Mayo's Bridge, across the James River on the south side of Richmond, Virginia, first opened in 1788. Numerous Confederate soldiers from North Carolina would have crossed the bridge, or other such  bridges (including pontoon bridges) during the War. The bridge, the supports of which you can see in this photograph, was destroyed in April 1865 after the last Confederate soldiers passed over from the area of Petersburg.

I took this image in December 2006.

Thursday, October 04, 2012

Looking for NC's Civil War: Gaston County Courthouse.

Built in 1848/9, the Gaston County Courthouse in Dallas served the people of Gaston County until 1911 when the county seat was moved to Gastonia. Confederate soldiers mustered in and around the courthouse during the war, and then headed to Brevard Station (now Stanley) to board the train. In April 1865, Federal cavalrymen, members of George Stoneman's force, arrived in the area.  They skirmished with elements of Vaughn's Confederate cavalry in the area on April 17, 1865. On April 18, portions of the 12th Ohio Cavalry camped nearby, setting out to capture the bridge over the Catawba River at Nation's Ford. There were Federals in and around Dallas for at least the next week.
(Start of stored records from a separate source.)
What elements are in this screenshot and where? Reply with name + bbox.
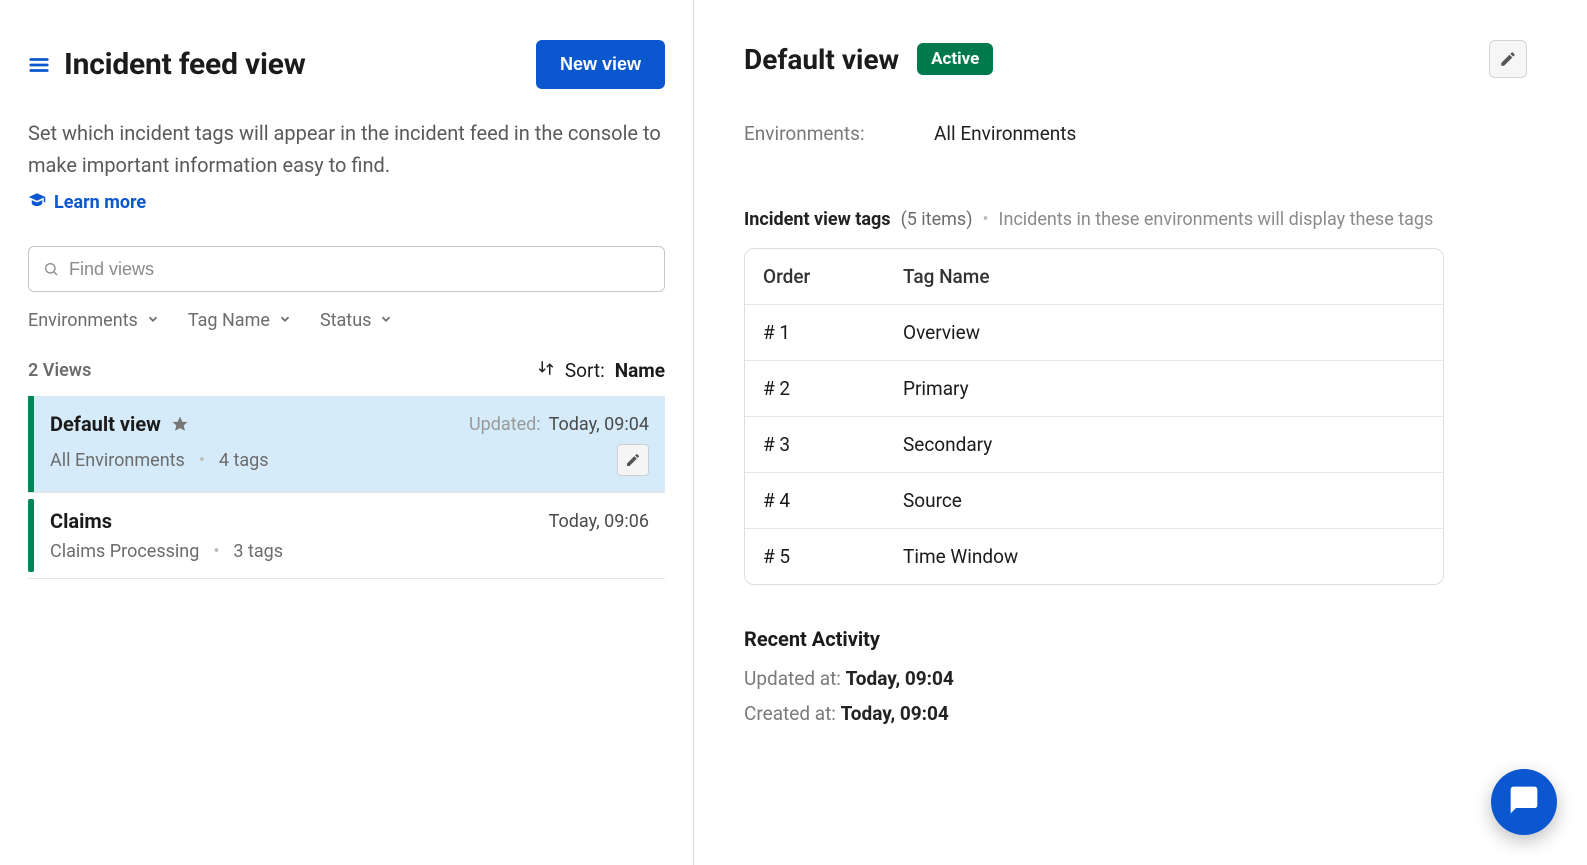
filters: Environments Tag Name Status [28,310,665,331]
status-badge: Active [917,43,993,75]
list-header: 2 Views Sort: Name [28,359,665,382]
view-item-bottom: Claims Processing • 3 tags [50,541,649,562]
view-name: Claims [50,509,112,533]
edit-view-button[interactable] [617,444,649,476]
left-panel: Incident feed view New view Set which in… [0,0,694,865]
env-value: All Environments [934,122,1076,145]
view-name: Default view [50,412,161,436]
table-header-row: Order Tag Name [745,249,1443,304]
filter-label: Tag Name [188,310,270,331]
new-view-button[interactable]: New view [536,40,665,89]
filter-label: Environments [28,310,138,331]
activity-updated: Updated at: Today, 09:04 [744,667,1527,690]
col-header-name: Tag Name [903,265,1425,288]
view-item-bottom: All Environments • 4 tags [50,444,649,476]
activity-created: Created at: Today, 09:04 [744,702,1527,725]
chat-icon [1508,784,1540,820]
view-meta: All Environments • 4 tags [50,450,269,471]
updated-prefix: Updated: [469,414,541,435]
activity-title: Recent Activity [744,627,1527,651]
cell-name: Source [903,489,1425,512]
activity-updated-value: Today, 09:04 [846,667,954,690]
cell-name: Primary [903,377,1425,400]
view-name-wrap: Default view [50,412,189,436]
view-meta: Claims Processing • 3 tags [50,541,283,562]
search-icon [43,261,59,277]
activity-created-label: Created at: [744,702,836,725]
filter-status[interactable]: Status [320,310,393,331]
table-row: # 4 Source [745,472,1443,528]
sort-value: Name [615,359,665,382]
tags-table: Order Tag Name # 1 Overview # 2 Primary … [744,248,1444,585]
cell-order: # 5 [763,545,903,568]
separator-dot: • [199,450,205,471]
page-header-left: Incident feed view [28,47,306,82]
detail-title-wrap: Default view Active [744,43,993,76]
view-item-top: Claims Today, 09:06 [50,509,649,533]
view-tags-count: 4 tags [219,450,269,471]
list-icon[interactable] [28,54,50,76]
separator-dot: • [213,541,219,562]
view-env: Claims Processing [50,541,199,562]
cell-order: # 2 [763,377,903,400]
detail-header: Default view Active [744,40,1527,78]
sort-icon [537,359,555,382]
view-updated: Today, 09:06 [549,511,649,532]
table-row: # 2 Primary [745,360,1443,416]
view-time: Today, 09:06 [549,511,649,532]
view-time: Today, 09:04 [549,414,649,435]
learn-more-label: Learn more [54,192,146,213]
search-input[interactable] [69,259,650,280]
chevron-down-icon [146,310,160,331]
cell-name: Secondary [903,433,1425,456]
cell-order: # 1 [763,321,903,344]
table-row: # 1 Overview [745,304,1443,360]
chevron-down-icon [278,310,292,331]
sort-label: Sort: [565,359,605,382]
activity-updated-label: Updated at: [744,667,841,690]
learn-more-link[interactable]: Learn more [28,191,665,214]
view-list-item[interactable]: Default view Updated: Today, 09:04 All E… [28,396,665,493]
view-list-item[interactable]: Claims Today, 09:06 Claims Processing • … [28,493,665,579]
view-tags-count: 3 tags [233,541,283,562]
view-name-wrap: Claims [50,509,112,533]
page-description: Set which incident tags will appear in t… [28,117,665,181]
tags-header: Incident view tags (5 items) • Incidents… [744,209,1527,230]
cell-order: # 3 [763,433,903,456]
environment-row: Environments: All Environments [744,122,1527,145]
star-icon[interactable] [171,415,189,433]
page-title: Incident feed view [64,47,306,82]
separator-dot: • [982,209,988,230]
filter-label: Status [320,310,371,331]
views-count: 2 Views [28,360,91,381]
view-env: All Environments [50,450,185,471]
chevron-down-icon [379,310,393,331]
cell-name: Overview [903,321,1425,344]
edit-detail-button[interactable] [1489,40,1527,78]
graduation-cap-icon [28,191,46,214]
page-header: Incident feed view New view [28,40,665,89]
sort-control[interactable]: Sort: Name [537,359,665,382]
right-panel: Default view Active Environments: All En… [694,0,1587,865]
view-item-top: Default view Updated: Today, 09:04 [50,412,649,436]
env-label: Environments: [744,122,894,145]
chat-fab[interactable] [1491,769,1557,835]
tags-title: Incident view tags [744,209,891,230]
filter-tag-name[interactable]: Tag Name [188,310,292,331]
view-updated: Updated: Today, 09:04 [469,414,649,435]
col-header-order: Order [763,265,903,288]
cell-order: # 4 [763,489,903,512]
detail-title: Default view [744,43,899,76]
activity-created-value: Today, 09:04 [841,702,949,725]
table-row: # 3 Secondary [745,416,1443,472]
table-row: # 5 Time Window [745,528,1443,584]
tags-hint: Incidents in these environments will dis… [999,209,1434,230]
cell-name: Time Window [903,545,1425,568]
search-input-wrap[interactable] [28,246,665,292]
tags-count: (5 items) [901,209,973,230]
filter-environments[interactable]: Environments [28,310,160,331]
This photo was taken in September 2012.

Tuesday, October 02, 2012

What was wrong with the 18th?

A couple of weeks ago, I was doing some research and came across this account of a Federal POW jumping a train as it traveled from Danville to Charlotte. He left this description of part of his adventures. A small part of the 18th North Carolina came from Wilkes County, where the POW was passing through. So, what was wrong with the 18th?
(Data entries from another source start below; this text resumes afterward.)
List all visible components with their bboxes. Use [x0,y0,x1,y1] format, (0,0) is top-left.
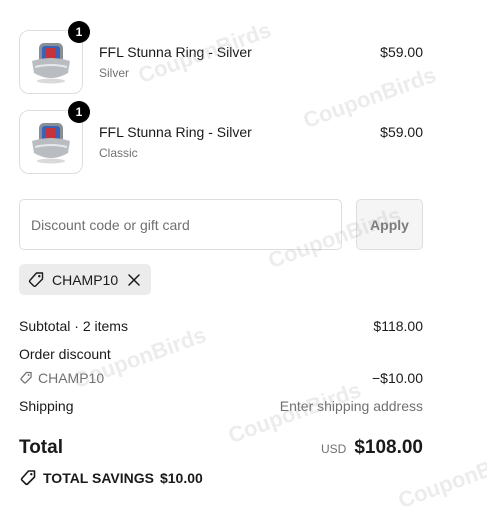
total-savings: TOTAL SAVINGS $10.00 [19,469,203,487]
apply-button[interactable]: Apply [356,199,423,250]
discount-value: −$10.00 [372,370,423,386]
product-title: FFL Stunna Ring - Silver [99,124,252,140]
order-discount-row: Order discount [19,346,423,362]
close-icon [128,273,140,286]
shipping-label: Shipping [19,398,74,414]
quantity-badge: 1 [68,101,90,123]
remove-discount-button[interactable] [127,273,141,287]
tag-icon [28,271,44,287]
discount-code-label: CHAMP10 [38,370,105,386]
subtotal-label: Subtotal · 2 items [19,318,128,334]
subtotal-row: Subtotal · 2 items $118.00 [19,318,423,334]
ring-image-icon [32,123,70,164]
discount-code-input[interactable] [19,199,342,250]
tag-icon [20,470,36,486]
applied-discount-code: CHAMP10 [52,271,119,288]
tag-icon [20,371,32,384]
product-variant: Classic [99,146,138,160]
savings-value: $10.00 [159,470,203,486]
applied-discount-tag: CHAMP10 [19,264,152,295]
total-value: $108.00 [354,437,423,458]
total-label: Total [19,437,63,458]
product-price: $59.00 [380,124,423,140]
ring-image-icon [32,43,70,84]
total-amount: USD $108.00 [321,437,423,459]
product-title: FFL Stunna Ring - Silver [99,44,252,60]
order-discount-label: Order discount [19,346,111,362]
line-item: 1 FFL Stunna Ring - Silver Silver $59.00 [19,21,423,94]
shipping-value: Enter shipping address [279,398,423,414]
discount-code-line: CHAMP10 [19,370,423,386]
discount-code-row: CHAMP10 −$10.00 [19,370,423,386]
subtotal-value: $118.00 [373,318,423,334]
savings-label: TOTAL SAVINGS [43,470,154,486]
shipping-row: Shipping Enter shipping address [19,398,423,414]
line-item: 1 FFL Stunna Ring - Silver Classic $59.0… [19,101,423,174]
currency-code: USD [320,442,347,456]
product-variant: Silver [99,66,130,80]
quantity-badge: 1 [68,21,90,43]
product-price: $59.00 [380,44,423,60]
"...Gorham approaches the door and raps. The door was opened by a lady about forty years of age. 'What will you have sir?' she says. 'Madam, I am hungry, I wish to procure some food, can I do it here?' 'I have nothing for you,' she replies, as she partly closes the door.

   "Seeing he was inclined to urge his request no further and was about to leave, she says 'You belong to the 18th don't you?' 'No,' he says, 'I am an escaped Yankee prisoner.' From the nature of her question and its inflection he saw that the 18th she referred to must be the 18th North Carolina, and that she had little sympathy with them, so he concluded to argue the case on its merits at one. 'Is that so?' she says 'God bless you, come in here.' from Francis J. Hosmer, Andersonville and Other Writings (1896), page 5.